Von einem Streifzug wird niemand eine systematische Gesamtdarstellung erwarten, von einem Essay erhofft man jedoch zumindest Originalität. Auf überraschende Einfälle wartet man hier allerdings vergebens. Brav chronologisch wird, von wenigen Abschweifungen abgesehen, allein das zwanzigste Jahrhundert abgehandelt. Das ist schade, die hierzulande noch immer weitgehend unbekannten Nationaldichter Mickiewicz und Slowacki hätte man getrost ausführlich würdigen können. Henryk Sienkiewcz, erster polnischer Nobelpreisträger 1905 und bei den Nationalkonservativen à la Kaczynski derzeit wieder hoch im Kurs, kommt gar nicht erst vor. Ohne ein Verständnis für die Bedeutung der Nation wie des Nationalstaats, der den Polen seit Ende des 18. Jahrhunderts vorenthalten wurde, lässt sich die Literatur dieses Landes kaum darstellen.
Auch die avisierten Landschaften kommen zu kurz. Gewiss, es werden Krakau und Warschau erwähnt, aber von einem Flanieren in den literarischen wie aktuellen Topographien dieser beiden oder auch anderer Städte kann nicht die Rede sein. Stattdessen wird in Form eines ausufernden Namedropping abgehandelt, was aus Czeslaw Milosz’ „Geschichte der Polnischen Literatur” (1985) bekannt ist oder jüngst in Karl Dedecius’ passionierten Erinnerungen zu lesen war (siehe SZ vom 26.6.2006).
Zug zu den Rändern
Warum die seit Jahrzehnten in München lebende Autorin sich mit einer derart ideenlosen Pflichtübung bescheidet, bleibt unerfindlich. Nur in Umrissen wird bei ihr die Veränderung der literarischen Topographie seit 1989 greifbar. Dabei hätte es eine gute Grundidee sein können, Polens Literatur neu zu kartographieren. Mit Pawel Huelle und Stefan Chwin in Danzig, Andrzej Stasiuk in Südostpolen und Olga Tokarczuk in Schlesien hat sich eine deutliche Verschiebung an die Ränder und hin zur Prosa vollzogen. Ein guter Anknüpfungspunkt für ein deutsches Lesepublikum, schließlich sind die genannten Autoren hierzulande längst keine Unbekannten mehr. Überdies beschäftigen sich Huelle, Chwin und Tokarczuk mit ehemaligen deutschen Gebieten, die beiden Danziger lassen in ihre Werke häufig die Vertrautheit mit der deutschen Literatur einfließen.

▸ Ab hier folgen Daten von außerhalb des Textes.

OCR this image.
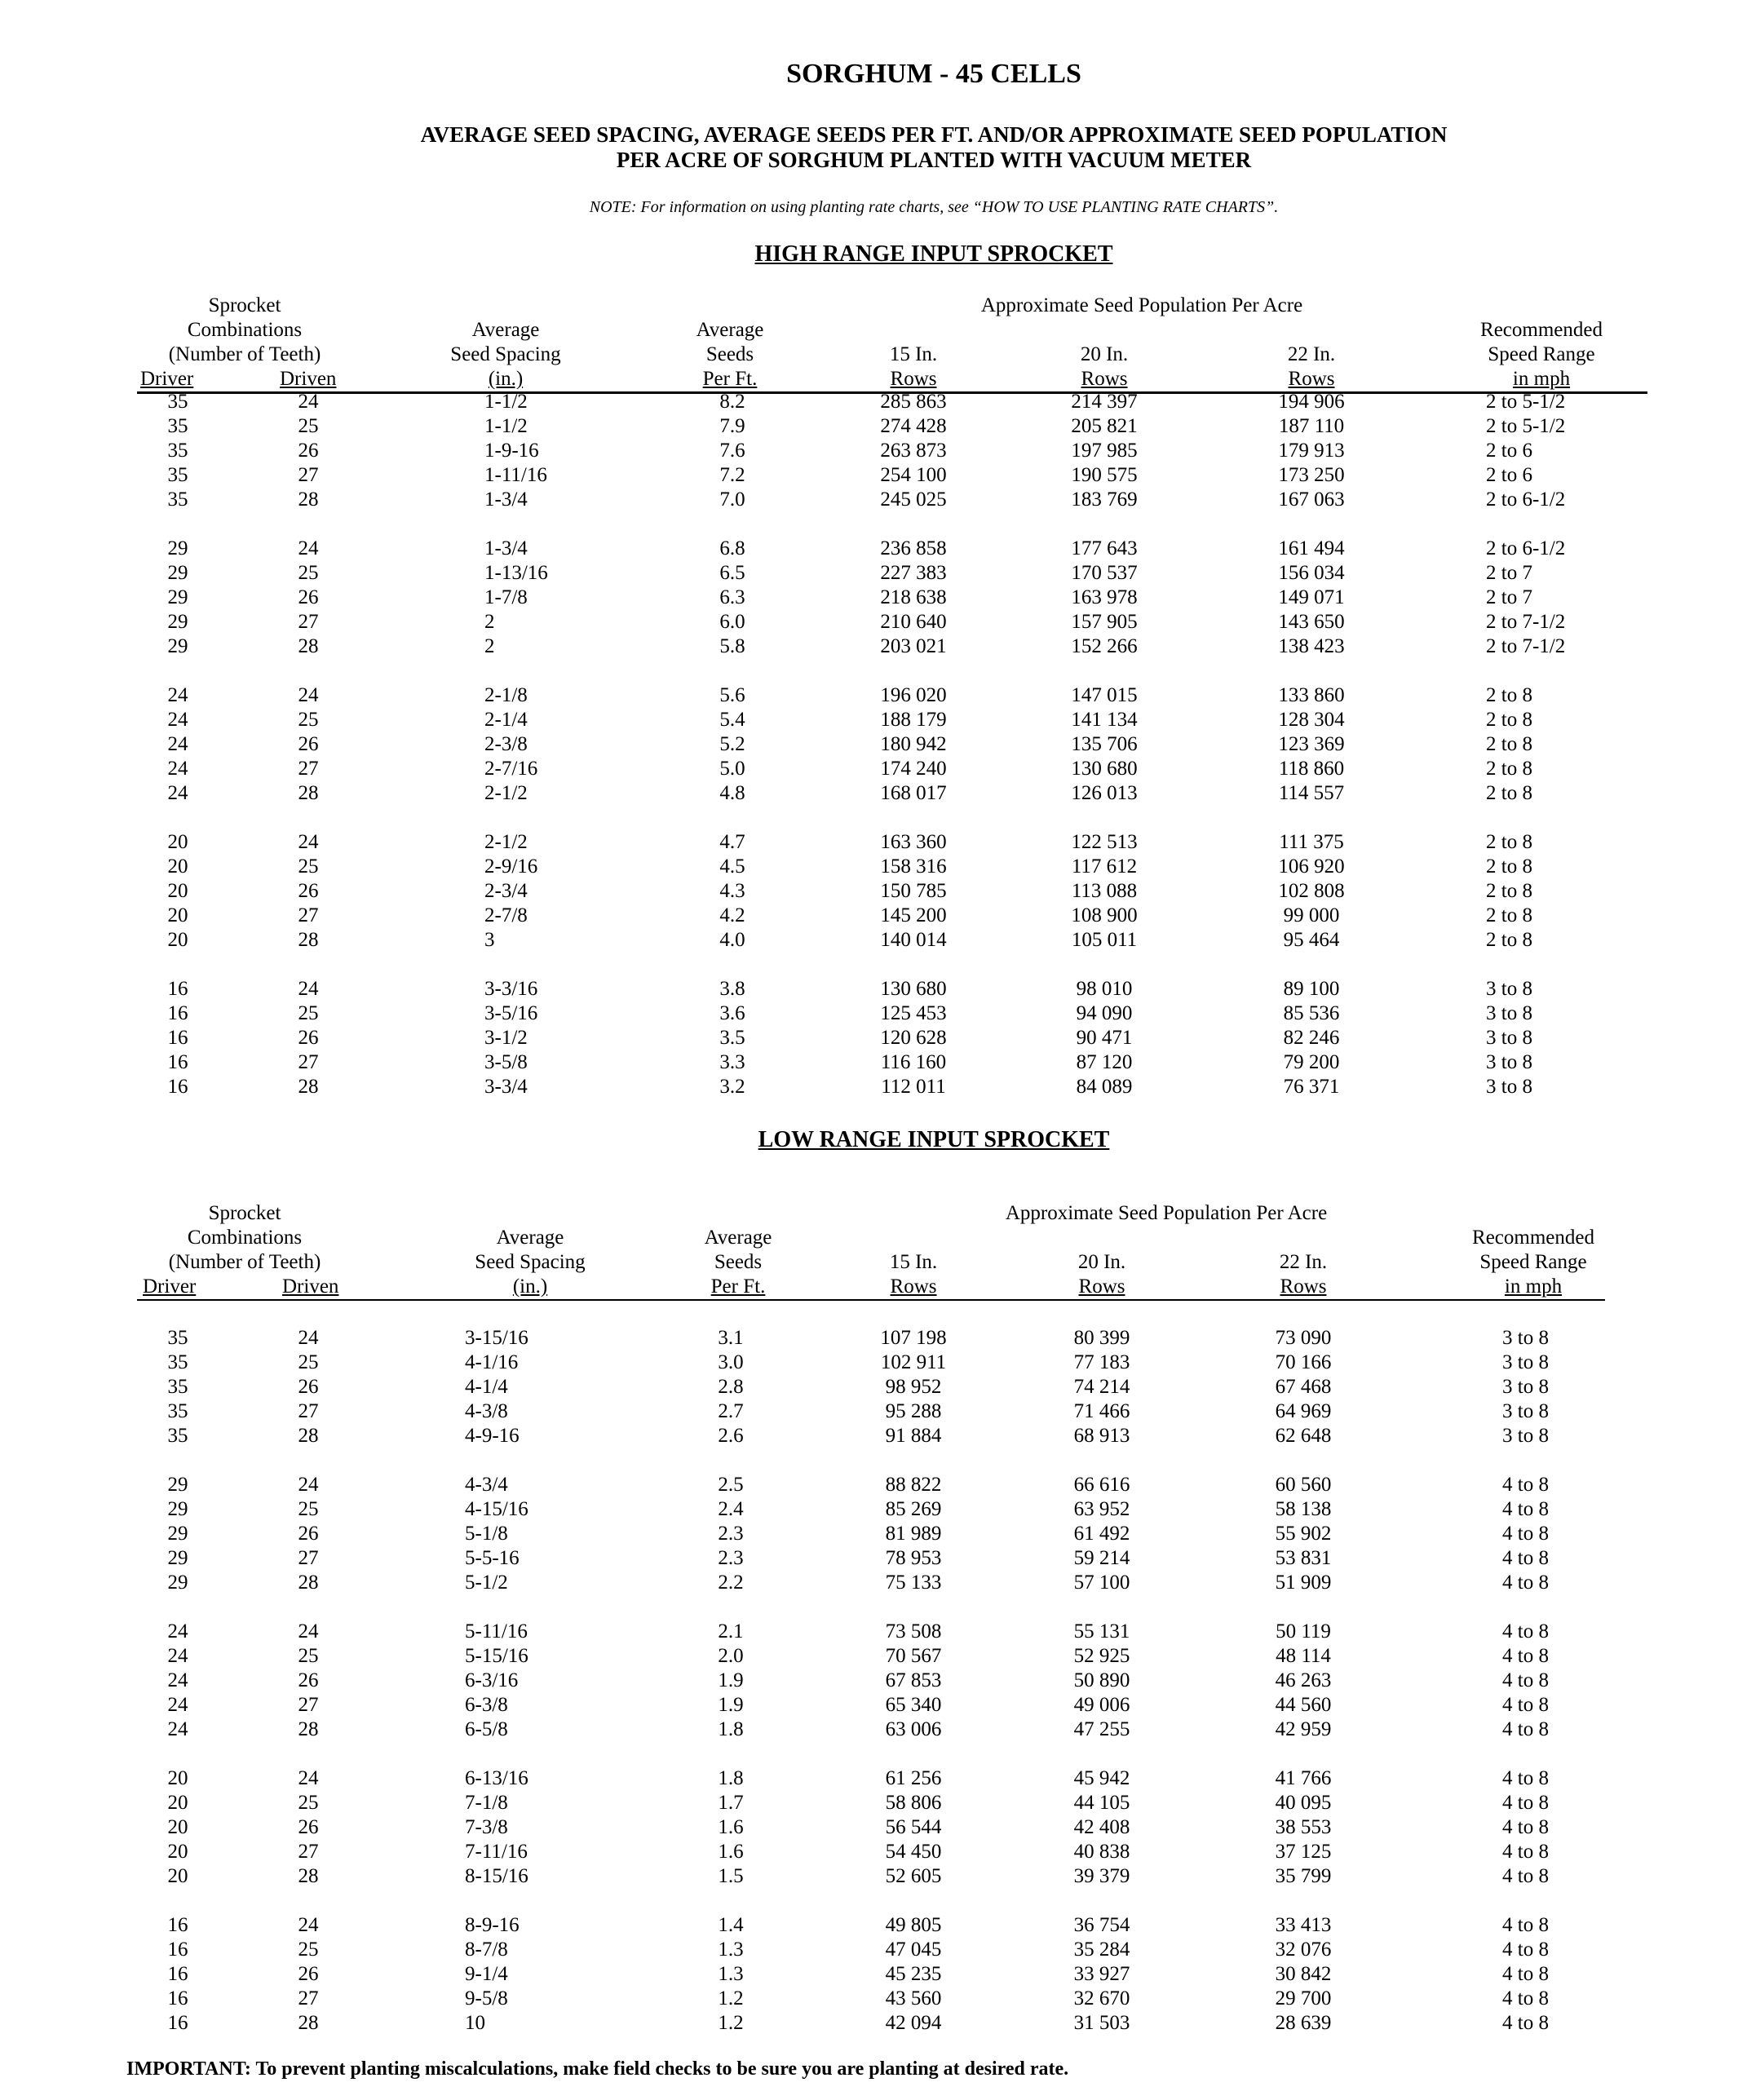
SORGHUM - 45 CELLS
AVERAGE SEED SPACING, AVERAGE SEEDS PER FT. AND/OR APPROXIMATE SEED POPULATION
PER ACRE OF SORGHUM PLANTED WITH VACUUM METER
NOTE: For information on using planting rate charts, see “HOW TO USE PLANTING RATE CHARTS”.
HIGH RANGE INPUT SPROCKET
Sprocket
Combinations
(Number of Teeth)
Driver	Driven
Average
Seed Spacing
(in.)
Average
Seeds
Per Ft.
Approximate Seed Population Per Acre
15 In.
Rows
20 In.
Rows
22 In.
Rows
Recommended
Speed Range
in mph
35	24	1-1/2	8.2	285 863	214 397	194 906	2 to 5-1/2
35	25	1-1/2	7.9	274 428	205 821	187 110	2 to 5-1/2
35	26	1-9-16	7.6	263 873	197 985	179 913	2 to 6
35	27	1-11/16	7.2	254 100	190 575	173 250	2 to 6
35	28	1-3/4	7.0	245 025	183 769	167 063	2 to 6-1/2
29	24	1-3/4	6.8	236 858	177 643	161 494	2 to 6-1/2
29	25	1-13/16	6.5	227 383	170 537	156 034	2 to 7
29	26	1-7/8	6.3	218 638	163 978	149 071	2 to 7
29	27	2	6.0	210 640	157 905	143 650	2 to 7-1/2
29	28	2	5.8	203 021	152 266	138 423	2 to 7-1/2
24	24	2-1/8	5.6	196 020	147 015	133 860	2 to 8
24	25	2-1/4	5.4	188 179	141 134	128 304	2 to 8
24	26	2-3/8	5.2	180 942	135 706	123 369	2 to 8
24	27	2-7/16	5.0	174 240	130 680	118 860	2 to 8
24	28	2-1/2	4.8	168 017	126 013	114 557	2 to 8
20	24	2-1/2	4.7	163 360	122 513	111 375	2 to 8
20	25	2-9/16	4.5	158 316	117 612	106 920	2 to 8
20	26	2-3/4	4.3	150 785	113 088	102 808	2 to 8
20	27	2-7/8	4.2	145 200	108 900	99 000	2 to 8
20	28	3	4.0	140 014	105 011	95 464	2 to 8
16	24	3-3/16	3.8	130 680	98 010	89 100	3 to 8
16	25	3-5/16	3.6	125 453	94 090	85 536	3 to 8
16	26	3-1/2	3.5	120 628	90 471	82 246	3 to 8
16	27	3-5/8	3.3	116 160	87 120	79 200	3 to 8
16	28	3-3/4	3.2	112 011	84 089	76 371	3 to 8
LOW RANGE INPUT SPROCKET
Sprocket
Combinations
(Number of Teeth)
Driver	Driven
Average
Seed Spacing
(in.)
Average
Seeds
Per Ft.
Approximate Seed Population Per Acre
15 In.
Rows
20 In.
Rows
22 In.
Rows
Recommended
Speed Range
in mph
35	24	3-15/16	3.1	107 198	80 399	73 090	3 to 8
35	25	4-1/16	3.0	102 911	77 183	70 166	3 to 8
35	26	4-1/4	2.8	98 952	74 214	67 468	3 to 8
35	27	4-3/8	2.7	95 288	71 466	64 969	3 to 8
35	28	4-9-16	2.6	91 884	68 913	62 648	3 to 8
29	24	4-3/4	2.5	88 822	66 616	60 560	4 to 8
29	25	4-15/16	2.4	85 269	63 952	58 138	4 to 8
29	26	5-1/8	2.3	81 989	61 492	55 902	4 to 8
29	27	5-5-16	2.3	78 953	59 214	53 831	4 to 8
29	28	5-1/2	2.2	75 133	57 100	51 909	4 to 8
24	24	5-11/16	2.1	73 508	55 131	50 119	4 to 8
24	25	5-15/16	2.0	70 567	52 925	48 114	4 to 8
24	26	6-3/16	1.9	67 853	50 890	46 263	4 to 8
24	27	6-3/8	1.9	65 340	49 006	44 560	4 to 8
24	28	6-5/8	1.8	63 006	47 255	42 959	4 to 8
20	24	6-13/16	1.8	61 256	45 942	41 766	4 to 8
20	25	7-1/8	1.7	58 806	44 105	40 095	4 to 8
20	26	7-3/8	1.6	56 544	42 408	38 553	4 to 8
20	27	7-11/16	1.6	54 450	40 838	37 125	4 to 8
20	28	8-15/16	1.5	52 605	39 379	35 799	4 to 8
16	24	8-9-16	1.4	49 805	36 754	33 413	4 to 8
16	25	8-7/8	1.3	47 045	35 284	32 076	4 to 8
16	26	9-1/4	1.3	45 235	33 927	30 842	4 to 8
16	27	9-5/8	1.2	43 560	32 670	29 700	4 to 8
16	28	10	1.2	42 094	31 503	28 639	4 to 8
IMPORTANT: To prevent planting miscalculations, make field checks to be sure you are planting at desired rate.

Eine deutliche Betonung hätte auch der Antitotalitarismus der polnischen (Exil-) Literatur während des Kalten Krieges verdient. Hier hätte sich ein literaturpolitischer Leitfaden auslegen, aber auch die martyriologische Dimension der Literatur Polens bis 1989 erläutern lassen. Die überragende Bedeutung der Lyrik wäre ebenfalls ein Thema gewesen. Hätte, könnte, würde – über diesen Streifzug lässt sich nur im Irrealis reden. Der Kompass der Inspiration war kein Richtungsgeber. THOMAS MEDICUS
MARTA KIJOWSKA: Polen, das heißt nirgendwo. Ein Streifzug durch Polens literarische Landschaften. Verlag C. H. Beck, München 2007. 220 S., 19,90 Euro.